W tym momencie strzał snajpera ODA nie sięgnął celu… Pocisk nie trafił w Taliba „Spottera” i z hukiem odłupał w ścianie kawał tynku tuż obok niego.

„Sharmuta’! (brzydkie słowo na K…) – wrzasnął przestraszony Talib chwytając za komórkę, wybierając numer szefa ochrony Kompleksu… Zdążył przekazać kilka słów o strzałach oddawanych w jego kierunku Mahmuddowi Zarkawiemu – prawej ręce Omara. Nagle i niespodziewanie drugi pocisk celnie przeszedł przez głowę Taliba, zostawiając krew na ścianie, a telefon (jak i jego właściciel) upadł na ziemię i rozmowa została definitywnie przerwana…

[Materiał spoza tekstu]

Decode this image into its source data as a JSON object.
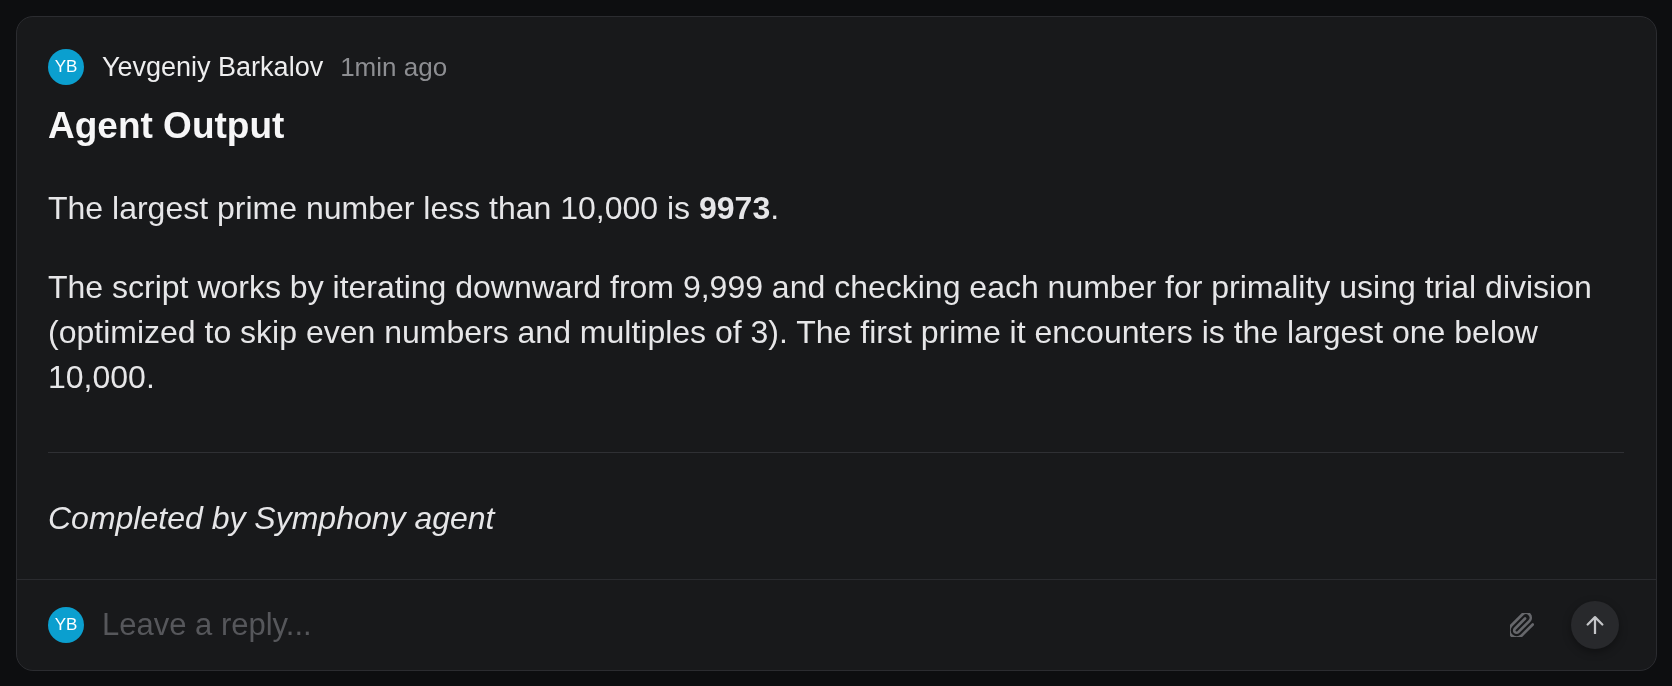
{
  "message": {
    "author": {
      "initials": "YB",
      "name": "Yevgeniy Barkalov"
    },
    "time": "1min ago",
    "title": "Agent Output",
    "paragraphs": [
      "The largest prime number less than 10,000 is **9973**.",
      "The script works by iterating downward from 9,999 and checking each number for primality using trial division (optimized to skip even numbers and multiples of 3). The first prime it encounters is the largest one below 10,000."
    ],
    "footer_note": "Completed by Symphony agent"
  },
  "reply": {
    "avatar_initials": "YB",
    "placeholder": "Leave a reply..."
  }
}
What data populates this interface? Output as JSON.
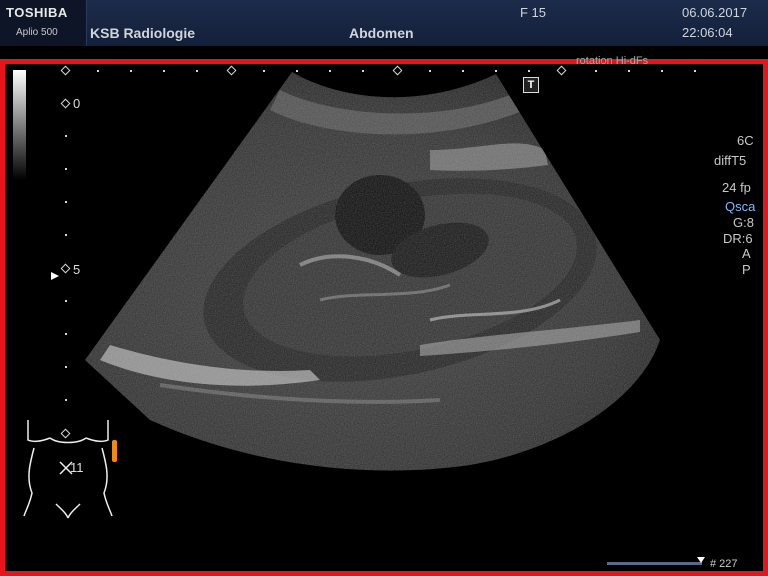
{
  "header": {
    "brand": "TOSHIBA",
    "model": "Aplio 500",
    "institution": "KSB Radiologie",
    "exam": "Abdomen",
    "frequency": "F  15",
    "date": "06.06.2017",
    "time": "22:06:04"
  },
  "image": {
    "depth_labels": [
      "0",
      "5"
    ],
    "transducer_marker": "T",
    "parameters": [
      "6C",
      "diffT5",
      "24 fp",
      "Qsca",
      "G:8",
      "DR:6",
      "A",
      "P"
    ],
    "bodymark_label": "11",
    "partial_top_text": "rotation  Hi-dFs",
    "frame_counter": "# 227"
  },
  "colors": {
    "frame_border": "#e8141c",
    "header_bg": "#1c2b4a",
    "bodymark_probe": "#f08a10"
  },
  "icons": [
    "transducer-orientation-icon",
    "focus-arrow-icon",
    "body-mark-icon",
    "probe-position-icon"
  ]
}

 Mułła Omar zaczął ewakuację – pośpiesznie pakował dokumenty i sprzęt. Kierowcy z ochrony przygotowywali już samochody – starego GAZ’a, UAZ’a oraz transporter opancerzony BTR 152 po ostatniej wizycie Sowietów w Afganistanie... Operatorzy DELTY wciąż „po cichu” wycinali sobie krwawą ścieżkę pośród domostw i zajmowali już pozycje tuż nieopodal Kompleksu Omara. Mimo alarmu w samym Kompleksie Talibowie w wiosce nieopodal nie zostali jeszcze poinformowani o obecności wrogich sił. Patrole nadal przechadzały się między budynkami. Wnet jeden z nich wpadł przez przypadek na czwórkę operatorów ALPHA3...

„Hej! Uśmiechnij się!” – Krzyknął w języku Pasztunów sierżant  Mike „MAC” Griffin po czym opróżnił pół magazynka z Minimi wycinając przeciwników do zera… „ALPHA1 do wszystkich jednostek –  kurtyna w górę!” – tak kapitan „ROYCE” dał znak wszystkim o przejściu do planu B na wypadek dekonspiracji…

 Po serii z Minimi nastała cisza – lecz zaraz po niej snajperzy z BRAVO mieli jeszcze więcej pracy. W kierunku drużyny MAC’a biegło sporo bojowników z Al.-Kaidy. Snajperzy z chirurgiczną precyzją eliminowali poszczególne grupki osłaniając kolegów. W ferworze walki o mały włos przeoczyliby patrol Talibów, który ochrona kompleksu posłała w kierunku ich pozycji. Talibowie zakradali się po lewej stronie zbocza, lecz nie zdołali zaskoczyć starszego sierżanta „SEV’a” Severovitch’a, który szybko i skutecznie poradził sobie z czwórką przeciwników…
 Chwilę później pociski fruwały już po całej okolicy – ODA pomimo zmasowanego ognia zajęła dogodne pozycje w domach przy bramie głównej Kompleksu, a snajperzy nadal chirurgicznie wycinali zgrupowania Talibów jedno po drugim. Kapitan Roycewicz wezwał siły QRF aby były gotowe do desantu na teren Kompleksu kiedy tylko ODA przypuści szturm. Wśród kanonady strzałów dało się już usłyszeć wirnik zbliżającego się śmigłowca…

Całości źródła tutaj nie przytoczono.